Crown Crafts reports results for Q4 & full fiscal year 2009
Crown Crafts Inc reported a net loss (after recording a substantial goodwill impairment charge) for the fourth quarter and full fiscal year 2009, which ended March 29, 2009.
Results for Fourth Quarter and Full Fiscal Year 2009
The Company's net loss for the fourth quarter of 2009 was $10.6 million, or $1.15 per diluted share, on net sales of $24.6 million compared to net income for the fourth quarter of 2008 of $1.6 million, or $0.16 per diluted share, on net sales of $24.0 million.
The net loss for the fourth quarter of fiscal 2009 included a non-cash pre-tax charge of $13.9 million for an impairment to goodwill.

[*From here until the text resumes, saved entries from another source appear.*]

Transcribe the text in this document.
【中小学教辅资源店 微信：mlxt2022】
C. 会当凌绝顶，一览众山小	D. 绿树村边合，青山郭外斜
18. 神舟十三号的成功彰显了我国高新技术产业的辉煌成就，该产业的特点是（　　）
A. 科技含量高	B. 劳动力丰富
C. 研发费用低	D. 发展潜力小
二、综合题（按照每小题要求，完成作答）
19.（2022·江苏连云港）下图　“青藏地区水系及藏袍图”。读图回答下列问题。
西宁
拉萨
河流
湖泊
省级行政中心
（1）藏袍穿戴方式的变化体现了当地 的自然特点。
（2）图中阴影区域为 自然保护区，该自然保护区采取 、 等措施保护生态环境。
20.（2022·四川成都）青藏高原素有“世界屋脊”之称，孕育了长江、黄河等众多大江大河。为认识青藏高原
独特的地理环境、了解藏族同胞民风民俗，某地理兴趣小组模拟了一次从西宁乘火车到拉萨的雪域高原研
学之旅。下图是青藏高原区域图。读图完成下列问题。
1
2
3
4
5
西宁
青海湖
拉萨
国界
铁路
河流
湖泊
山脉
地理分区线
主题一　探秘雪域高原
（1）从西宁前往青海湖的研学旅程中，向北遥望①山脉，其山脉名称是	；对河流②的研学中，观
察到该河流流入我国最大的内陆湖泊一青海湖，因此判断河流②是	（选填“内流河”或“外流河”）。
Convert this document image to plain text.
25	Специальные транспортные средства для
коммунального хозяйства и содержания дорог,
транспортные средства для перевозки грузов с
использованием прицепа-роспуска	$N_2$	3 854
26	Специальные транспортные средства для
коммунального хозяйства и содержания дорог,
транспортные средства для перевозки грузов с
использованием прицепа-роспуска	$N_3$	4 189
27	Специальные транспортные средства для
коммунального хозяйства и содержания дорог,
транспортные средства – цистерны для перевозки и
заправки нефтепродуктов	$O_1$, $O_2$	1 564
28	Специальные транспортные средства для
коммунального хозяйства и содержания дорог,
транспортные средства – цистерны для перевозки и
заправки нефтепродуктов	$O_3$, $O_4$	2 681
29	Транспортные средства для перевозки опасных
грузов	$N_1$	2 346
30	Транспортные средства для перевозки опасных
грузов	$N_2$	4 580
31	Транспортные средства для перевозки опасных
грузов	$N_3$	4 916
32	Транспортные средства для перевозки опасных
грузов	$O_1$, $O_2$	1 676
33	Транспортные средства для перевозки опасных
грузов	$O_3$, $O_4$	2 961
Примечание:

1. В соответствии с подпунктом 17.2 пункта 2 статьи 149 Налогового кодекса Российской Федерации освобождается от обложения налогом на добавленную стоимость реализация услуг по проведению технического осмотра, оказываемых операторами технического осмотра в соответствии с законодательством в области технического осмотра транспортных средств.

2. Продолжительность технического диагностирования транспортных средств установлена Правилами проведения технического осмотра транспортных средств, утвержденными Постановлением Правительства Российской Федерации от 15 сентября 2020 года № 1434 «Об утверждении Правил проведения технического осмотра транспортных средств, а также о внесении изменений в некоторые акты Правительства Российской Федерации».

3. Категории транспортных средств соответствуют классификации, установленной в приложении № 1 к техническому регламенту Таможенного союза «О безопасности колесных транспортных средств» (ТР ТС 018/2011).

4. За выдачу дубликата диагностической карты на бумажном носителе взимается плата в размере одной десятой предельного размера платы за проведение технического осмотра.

Excluding the goodwill impairment charge recorded in the fourth quarter, the Company would have reported net income of $3.3 million, or $0.35 per diluted share, in the fourth quarter of fiscal year 2009.
The Company's net loss for fiscal 2009 was $17.1 million, or $1.83 per diluted share, on net sales of $87.4 million compared to net income for fiscal 2008 of $4.4 million, or $0.43 per diluted share, on net sales of $74.9 million. The net loss for fiscal 2009 included a non-cash pre-tax charge of $22.9 million for an impairment to goodwill. Excluding the goodwill impairment charge, the Company would have reported net income of $5.8 million, or $0.61 per diluted share, in fiscal 2009.

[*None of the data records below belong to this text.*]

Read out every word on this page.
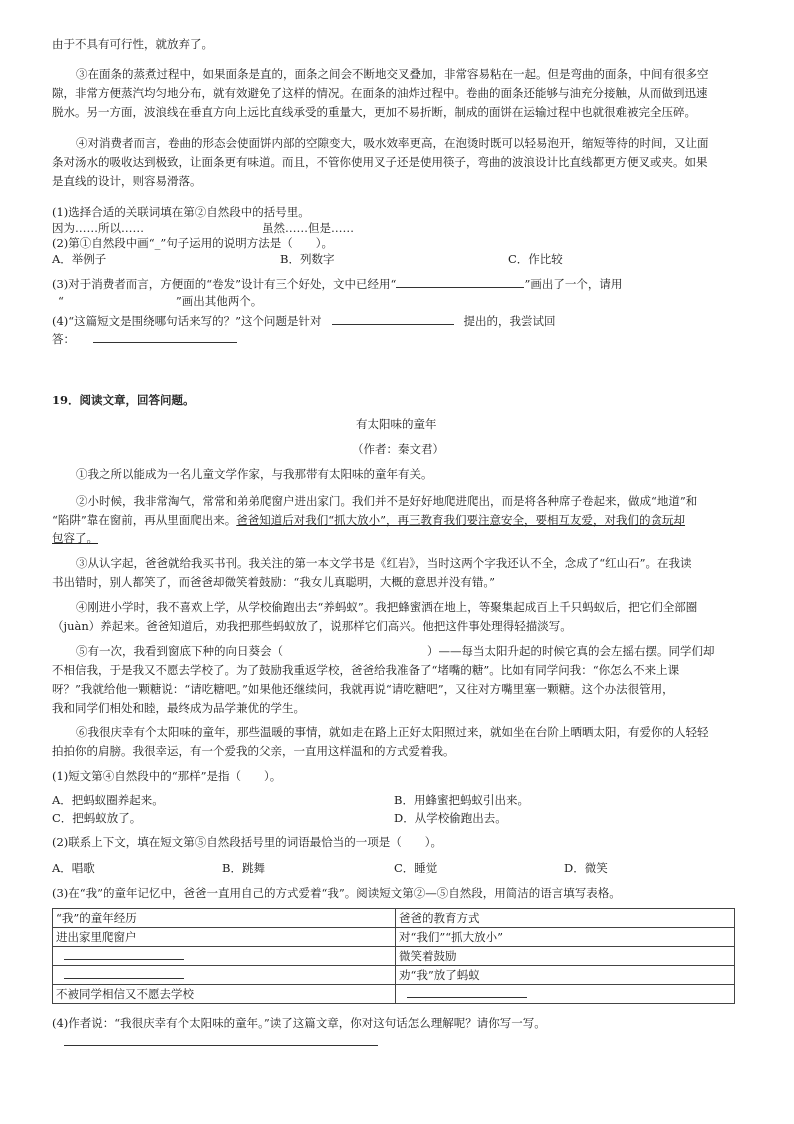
由于不具有可行性，就放弃了。
③在面条的蒸煮过程中，如果面条是直的，面条之间会不断地交叉叠加，非常容易粘在一起。但是弯曲的面条，中间有很多空
隙，非常方便蒸汽均匀地分布，就有效避免了这样的情况。在面条的油炸过程中。卷曲的面条还能够与油充分接触，从而做到迅速
脱水。另一方面，波浪线在垂直方向上远比直线承受的重量大，更加不易折断，制成的面饼在运输过程中也就很难被完全压碎。
④对消费者而言，卷曲的形态会使面饼内部的空隙变大，吸水效率更高，在泡烫时既可以轻易泡开，缩短等待的时间，又让面
条对汤水的吸收达到极致，让面条更有味道。而且，不管你使用叉子还是使用筷子，弯曲的波浪设计比直线都更方便叉或夹。如果
是直线的设计，则容易滑落。
(1)选择合适的关联词填在第②自然段中的括号里。
因为……所以……	虽然……但是……
(2)第①自然段中画“_”句子运用的说明方法是（　　）。
A．举例子	B．列数字	C．作比较
(3)对于消费者而言，方便面的“卷发”设计有三个好处，文中已经用“	”画出了一个，请用
“	”画出其他两个。
(4)“这篇短文是围绕哪句话来写的？”这个问题是针对	提出的，我尝试回
答：
19．阅读文章，回答问题。
有太阳味的童年
（作者：秦文君）
①我之所以能成为一名儿童文学作家，与我那带有太阳味的童年有关。
②小时候，我非常淘气，常常和弟弟爬窗户进出家门。我们并不是好好地爬进爬出，而是将各种席子卷起来，做成“地道”和
“陷阱”靠在窗前，再从里面爬出来。爸爸知道后对我们“抓大放小”，再三教育我们要注意安全，要相互友爱，对我们的贪玩却
包容了。
③从认字起，爸爸就给我买书刊。我关注的第一本文学书是《红岩》，当时这两个字我还认不全，念成了“红山石”。在我读
书出错时，别人都笑了，而爸爸却微笑着鼓励：“我女儿真聪明，大概的意思并没有错。”
④刚进小学时，我不喜欢上学，从学校偷跑出去“养蚂蚁”。我把蜂蜜洒在地上，等聚集起成百上千只蚂蚁后，把它们全部圈
（juàn）养起来。爸爸知道后，劝我把那些蚂蚁放了，说那样它们高兴。他把这件事处理得轻描淡写。
⑤有一次，我看到窗底下种的向日葵会（	）——每当太阳升起的时候它真的会左摇右摆。同学们却
不相信我，于是我又不愿去学校了。为了鼓励我重返学校，爸爸给我准备了“堵嘴的糖”。比如有同学问我：“你怎么不来上课
呀？”我就给他一颗糖说：“请吃糖吧。”如果他还继续问，我就再说“请吃糖吧”，又往对方嘴里塞一颗糖。这个办法很管用，
我和同学们相处和睦，最终成为品学兼优的学生。
⑥我很庆幸有个太阳味的童年，那些温暖的事情，就如走在路上正好太阳照过来，就如坐在台阶上晒晒太阳，有爱你的人轻轻
拍拍你的肩膀。我很幸运，有一个爱我的父亲，一直用这样温和的方式爱着我。
(1)短文第④自然段中的“那样”是指（　　）。
A．把蚂蚁圈养起来。	B．用蜂蜜把蚂蚁引出来。
C．把蚂蚁放了。	D．从学校偷跑出去。
(2)联系上下文，填在短文第⑤自然段括号里的词语最恰当的一项是（　　）。
A．唱歌	B．跳舞	C．睡觉	D．微笑
(3)在“我”的童年记忆中，爸爸一直用自己的方式爱着“我”。阅读短文第②—⑤自然段，用简洁的语言填写表格。
“我”的童年经历	爸爸的教育方式
进出家里爬窗户	对“我们”“抓大放小”
	微笑着鼓励
	劝“我”放了蚂蚁
不被同学相信又不愿去学校	
(4)作者说：“我很庆幸有个太阳味的童年。”读了这篇文章，你对这句话怎么理解呢？请你写一写。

The Company performed an impairment test for goodwill as a result of the decline in the market capitalization of the Company. The impairment test resulted in a determination that the goodwill of the reporting units of the Company have no implied value. Accordingly, the Company recorded an impairment charge in fiscal year 2009 of $22.9 million, which represented the aggregate carrying value of the goodwill of its reporting units.
This impairment charge did not result in any cash expenditures, did not have an adverse effect on the Company's compliance with covenants under the Company's financing agreement and did not affect the Company's cash position, cash flows from operating activities or availability under its revolving line of credit.
The Company has increased its cash position from $7.9 million at March 30, 2008 to $15.2 million at March 29, 2009 due to management's decision to build up its cash reserves instead of paying down its revolving line of credit. This decision was made to preserve the Company's ability to meet its working capital needs in the event that the Company's primary lender should suffer an adverse liquidity event that would jeopardize the Company's ability to draw on its revolving line of credit.
"We are very pleased with our fourth quarter 2009 earnings and the benefits we have gained from the acquisition of the baby products line of Springs Global in November 2007, which we are proud to say has proven to be a great strategic addition," commented E. Randall Chestnut, Chairman, President and Chief Executive Officer of the Company.